Он был горячим — даже он стал горячим. Обжегшись, Шорти вскрикнул и заплясал на месте от боли. Затем, схватившись за рычаг тряпкой, вытянул его на всю длину. И Джиггс прижал его там ломом. После этого они отступили назад, Джиггс посмотрел вверх на вышку — опасаясь, не появились ли трещины; Шорти не спускал глаз с трубы.
Нарастая, послышался уже знакомый нам шум и угрожающий треск, но в десятки раз громче, чем при предыдущих попытках. Оттяжки скрипели; дерево и металл стонали, как будто их терзали. Шум и грохот выросли до непереносимого визга, который, казалось, пронизывал всю твою плоть и кости. А затем вдруг все затихло.
Каждая молекула оборудования была натянута до предела. В них больше не было эластичности, не было места для трения или удара, поэтому и наступила тишина. Единственным звуком был свист пара.

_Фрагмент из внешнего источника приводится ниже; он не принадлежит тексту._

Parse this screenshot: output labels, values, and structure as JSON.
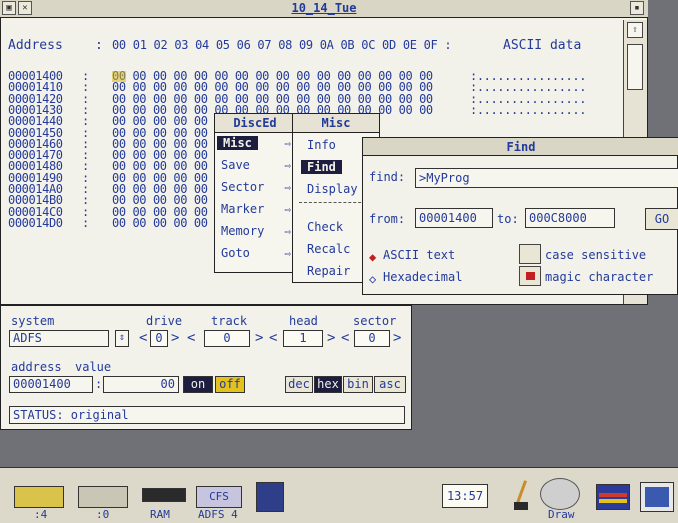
{
  "window": {
    "title": "10_14_Tue"
  },
  "header": {
    "address_label": "Address",
    "sep": ":",
    "bytes": "00 01 02 03 04 05 06 07 08 09 0A 0B 0C 0D 0E 0F :",
    "ascii_label": "ASCII data"
  },
  "rows": [
    {
      "addr": "00001400",
      "bytes": "00 00 00 00 00 00 00 00 00 00 00 00 00 00 00 00",
      "ascii": ":................"
    },
    {
      "addr": "00001410",
      "bytes": "00 00 00 00 00 00 00 00 00 00 00 00 00 00 00 00",
      "ascii": ":................"
    },
    {
      "addr": "00001420",
      "bytes": "00 00 00 00 00 00 00 00 00 00 00 00 00 00 00 00",
      "ascii": ":................"
    },
    {
      "addr": "00001430",
      "bytes": "00 00 00 00 00 00 00 00 00 00 00 00 00 00 00 00",
      "ascii": ":................"
    },
    {
      "addr": "00001440",
      "bytes": "00 00 00 00 00",
      "ascii": ""
    },
    {
      "addr": "00001450",
      "bytes": "00 00 00 00 00",
      "ascii": ""
    },
    {
      "addr": "00001460",
      "bytes": "00 00 00 00 00",
      "ascii": ""
    },
    {
      "addr": "00001470",
      "bytes": "00 00 00 00 00",
      "ascii": ""
    },
    {
      "addr": "00001480",
      "bytes": "00 00 00 00 00",
      "ascii": ""
    },
    {
      "addr": "00001490",
      "bytes": "00 00 00 00 00",
      "ascii": ""
    },
    {
      "addr": "000014A0",
      "bytes": "00 00 00 00 00",
      "ascii": ""
    },
    {
      "addr": "000014B0",
      "bytes": "00 00 00 00 00",
      "ascii": ""
    },
    {
      "addr": "000014C0",
      "bytes": "00 00 00 00 00 00 00 00 00 00",
      "ascii": ""
    },
    {
      "addr": "000014D0",
      "bytes": "00 00 00 00 00 00 00 00 00 00 00 00 00 00 00 00",
      "ascii": ""
    }
  ],
  "panel": {
    "system_label": "system",
    "system_value": "ADFS",
    "drive_label": "drive",
    "drive_value": "0",
    "track_label": "track",
    "track_value": "0",
    "head_label": "head",
    "head_value": "1",
    "sector_label": "sector",
    "sector_value": "0",
    "address_label": "address",
    "address_value": "00001400",
    "value_label": "value",
    "value_value": "00",
    "on_label": "on",
    "off_label": "off",
    "dec_label": "dec",
    "hex_label": "hex",
    "bin_label": "bin",
    "asc_label": "asc",
    "status": "STATUS: original"
  },
  "menu_disced": {
    "title": "DiscEd",
    "items": [
      "Misc",
      "Save",
      "Sector",
      "Marker",
      "Memory",
      "Goto"
    ]
  },
  "menu_misc": {
    "title": "Misc",
    "items": [
      "Info",
      "Find",
      "Display",
      "Check",
      "Recalc",
      "Repair"
    ]
  },
  "find": {
    "title": "Find",
    "find_label": "find:",
    "find_value": ">MyProg",
    "from_label": "from:",
    "from_value": "00001400",
    "to_label": "to:",
    "to_value": "000C8000",
    "go_label": "GO",
    "ascii_label": "ASCII text",
    "hex_label": "Hexadecimal",
    "case_label": "case sensitive",
    "magic_label": "magic character"
  },
  "taskbar": {
    "labels": [
      ":4",
      ":0",
      "RAM",
      "ADFS 4"
    ],
    "cfs_label": "CFS",
    "clock": "13:57",
    "draw_label": "Draw"
  },
  "colors": {
    "text": "#233a9a",
    "desktop": "#6f7177",
    "window_bg": "#f3f2ea",
    "cursor": "#d8b81a",
    "selected": "#1d1d40",
    "magic_checkbox": "#c0201e"
  }
}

Подо мной задрожала земля, кусты и деревья начали раскачиваться и взмахивать ветвями. Словно завороженный, я ждал, наблюдая. Я слышал об этом всю жизнь, а сейчас увидел воочию: поразительное столкновение непобедимой силы с неподвижным объектом.
Из забытья меня вывел резкий окрик Шорти. Я вскочил и побежал вниз.
— Она пошла, Джимми! Труба движется! Дай мне только еще немного пара!
— Ненормальный! — Я едва не потерял дар речи. — Ни за какие блага не подойду к этому бойлеру...
— Давай, Джим! Еще немного, слышишь! Ой!..
Джиггс бросился на него, как нападающий в футболе, сбив его с ног на пол платформы. И в то же мгновение столкнул нас на землю.
— Бегите, черт вас побери, спасайтесь! Труба... Она...
— Пошел к черту, Джиггс! — Шорти попытался вернуться обратно. — Просто труба начала подниматься, и если Джим...
— Черта с два она поднимается! Она разрывается!
— Как это — разрывается? Черт, но этого не может... А-а-а! — заорал Шорти и бросился в кусты. Потому что, как это ни было фантастично, труба действительно разрывалась.
И внезапно она лопнула.
Она вылетела из скважины — около сорока футов «неразрушимой» стали толщиной в двадцать четыре дюйма. Как гигантское копье, она пролетела через буровую вышку, снеся верхний блок, вытолкнув тяжелый механизм и блоки высоко вверх. А потом, удерживаемая прикрепленными тросами, она задергалась из стороны в сторону и снова устремилась к земле.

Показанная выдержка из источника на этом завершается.